I think that the first paragraph says it all. When you do something that you wouldn’t normally let yourself do, “it induces shame”. But here’s the thing – treats are all about breaking some self-imposed barriers to self care and fun as a reward for doing something awesome and hard. Treats absolutely won’t work as long as you feel shame for giving them to yourself. (As an aside, 2 pieces of cheesecake seems like a perfectly reasonable way to celebrate a sobriety milestone! I might even schedule that for my next big one.)
To me (and I’m honestly not an authority here), as alcohol abusers, many of us felt the same way about treats. We expected ourselves to move mountains just because we had to, and we certainly weren’t going to give ourselves any kudos for just doing what we felt the world expected of us. But you can’t keep up that line of thinking for long without a release valve, so many of us turn to alcohol at that point. I’d come home from work after a tough day, exhausted and totally uninspired to cook dinner. There was no way I was going to declare it a boxed mac and cheese night and give myself a break – I’m a mother, and mothers make their families perfectly balanced and enticing meals every single night. I needed a break so desperately that I’d manufacture a break in my wine glass while doing what I felt I “had” to do. The shame I felt around giving myself a break, celebrating my awesomeness, and rewarding myself just because it was Tuesday was what kept me coming back to wine every night.

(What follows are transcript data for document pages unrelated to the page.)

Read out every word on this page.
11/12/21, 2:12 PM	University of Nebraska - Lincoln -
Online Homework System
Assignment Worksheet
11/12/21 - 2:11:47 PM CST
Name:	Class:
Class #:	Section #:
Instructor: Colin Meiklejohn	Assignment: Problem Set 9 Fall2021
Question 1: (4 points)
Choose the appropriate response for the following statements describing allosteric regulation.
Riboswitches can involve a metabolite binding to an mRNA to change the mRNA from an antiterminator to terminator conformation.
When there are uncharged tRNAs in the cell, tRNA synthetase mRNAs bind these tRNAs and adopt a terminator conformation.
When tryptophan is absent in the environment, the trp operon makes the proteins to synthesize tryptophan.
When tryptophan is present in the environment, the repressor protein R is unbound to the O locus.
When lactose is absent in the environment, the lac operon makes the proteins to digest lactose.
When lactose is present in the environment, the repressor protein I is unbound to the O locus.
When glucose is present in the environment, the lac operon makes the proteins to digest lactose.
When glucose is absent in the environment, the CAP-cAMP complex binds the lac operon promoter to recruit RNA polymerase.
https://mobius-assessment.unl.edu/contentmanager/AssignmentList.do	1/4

Each of my previous attempts at sobriety failed. The common thread? I was motivated by shame. I thought that I wasn’t supposed to need a release or a reward, and I was disgusted with myself for giving myself my nightly wine “treat”. I refused to celebrate my sobriety milestones because “I shouldn’t have ever gotten myself into this situation in the first place”. Totally a normal line of thinking, but not one that is particularly conducive to long term sobriety. Each time, I’d fail in a moment of feeling like I was juggling so much and working so hard so don’t I deserve some wine? No I didn’t need wine, I needed a damn treat! I needed to acknowledge and celebrate how hard I was working. I needed to lower my expectations, evennjust for one night.
I so so so recommend Beene Brown’s work on shame. Start by watching her Ted talk, and see if it resonates with you. Maybe you’ll find that treats start working when you start realizing that you actually do deserve them and that you are worth celebrating and nourishing?
Xoxo, wish you all the best!
A few thoughts You are seemingly stretched to the max. If and when it gets to the point where you are in the hospital for some alcohol related illness, then there’s your break. I don’t know your story, but if you are here with “us folks” and Belle, alcohol is surely interfering with all this tight scheduling and efficiency. What would your husband or significant other say? Food or luxury type treats don’t work for everyone, and I get that. So what might be your carrot?
I was where Good is a few years ago, when our kids were really little and demanded every second of our time (on top of working). The idea, then, of taking out time for myself or treating myself to something, sounded fabulous, but wasn’t in my reality between lack of time and $. Now our kids are 10 and 12, are much more independent (though still demanding much of our time) & our financial situation has dramatically improved. I like the idea of a little treat to mark my accomplishments, but totally understand Good’s frame of mind.